But there was one company that benefited from a significant grant from the minister, albeit it was not out of Commercial Ready. It was Toyota, the world’s most profitable general car manufacturer. Remember Senator Carr rushing to Japan just so he could be in a $35 million money shot with the Prime Minister in Japan? We were told this $35 million was essential for Toyota to manufacture—in fact, we now know it will only be assembling—the hybrid Camry in Australia. It all sounded very nice until we realised it would not actually be manufactured here in Australia, rather just assembled. Not only will the engine be fully imported from Japan but, at the same time as the Australian taxpayer is paying this money for 10-year-old technology, Toyota is planning to build generation 2 plug-in lithium ion battery hybrids in the rest of the world. It turns out that this money came from the green car fund. Holden and Ford were never made aware that this money was going to be made available. You may well ask: what else could you do to make things worse in the Industry portfolio? Well, you have got the luxury car tax hurting Australian car manufacturers. You have currently got Australian car dealers needing finance and support, a situation which was made so much worse by the bungled bank guarantee legislation.
The real low point was when I asked Senator Carr in this place about the impact of the Carbon Pollution Reduction Scheme on Australian industry—that rushed, ill-considered and flawed ETS. What was his response? ‘I am not the responsible minister.’ Well, he is the minister for industry. While others organise roundtables with affected business, Senator Carr adopts the Senator Wong approach of see no evil, hear no evil and speak no evil about the Carbon Pollution Reduction Scheme. So we have the bizarre situation that, when I ask questions about Nyrstar, for example, for my home state of Tasmania, the minister does not make a peep in response, not one. He was not even invited to Senator Wong and Mr Kerr’s Labor Party strategy meeting on how to tackle the issue—so insignificant is his role, so out of the loop and so irrelevant, even in his own party.
Virtually every government department is acknowledged in the credits of the Treasury’s modelling of the Carbon Pollution Reduction Scheme. But there is one missing, Madam Acting Deputy President—and you have guessed it—it is the industry department. It is simply incomprehensible that the minister for industry should be so compliant in the construction of the new tax which—notwithstanding some of the public views of their leaders—almost every industry and business I have spoken to believes will significantly reduce their viability and in some instances force them to close.

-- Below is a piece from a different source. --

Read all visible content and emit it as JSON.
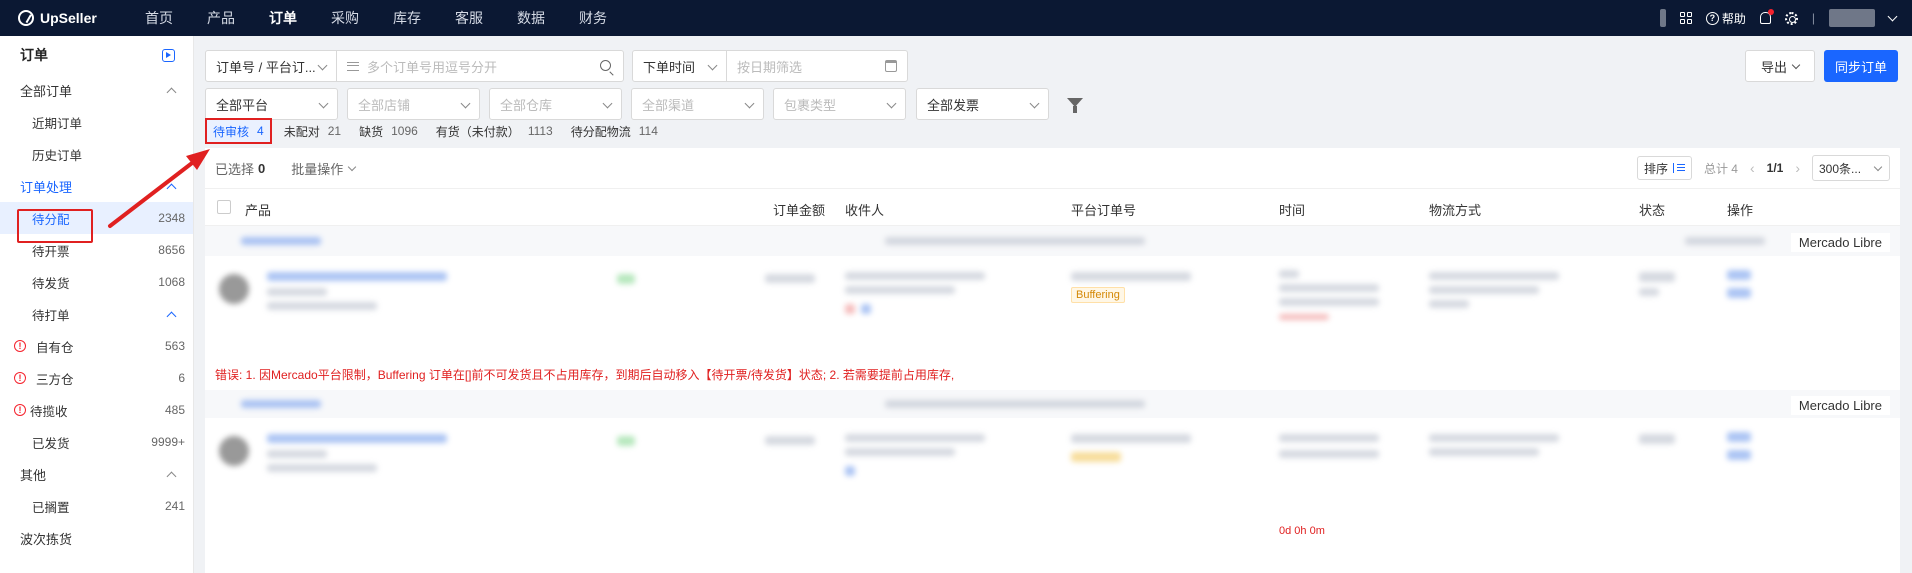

And, of course, this means huge job losses for those so-called working families. That really does say it all about this minister. Where was he on these fundamental issues such as Commercial Ready, the luxury car tax and the ETS? He was missing in action. Whilst in opposition he would say one thing and he has done exactly the opposite in government.
One thing I can say is this: come the next election the coalition will be waiting with a genuine plan and a set of policies which will actually deliver on the needs these sectors face. Unlike Senator Carr, when we say something in opposition we will actually do it in government should the Australian people decide to elect a Turnbull government in 2010.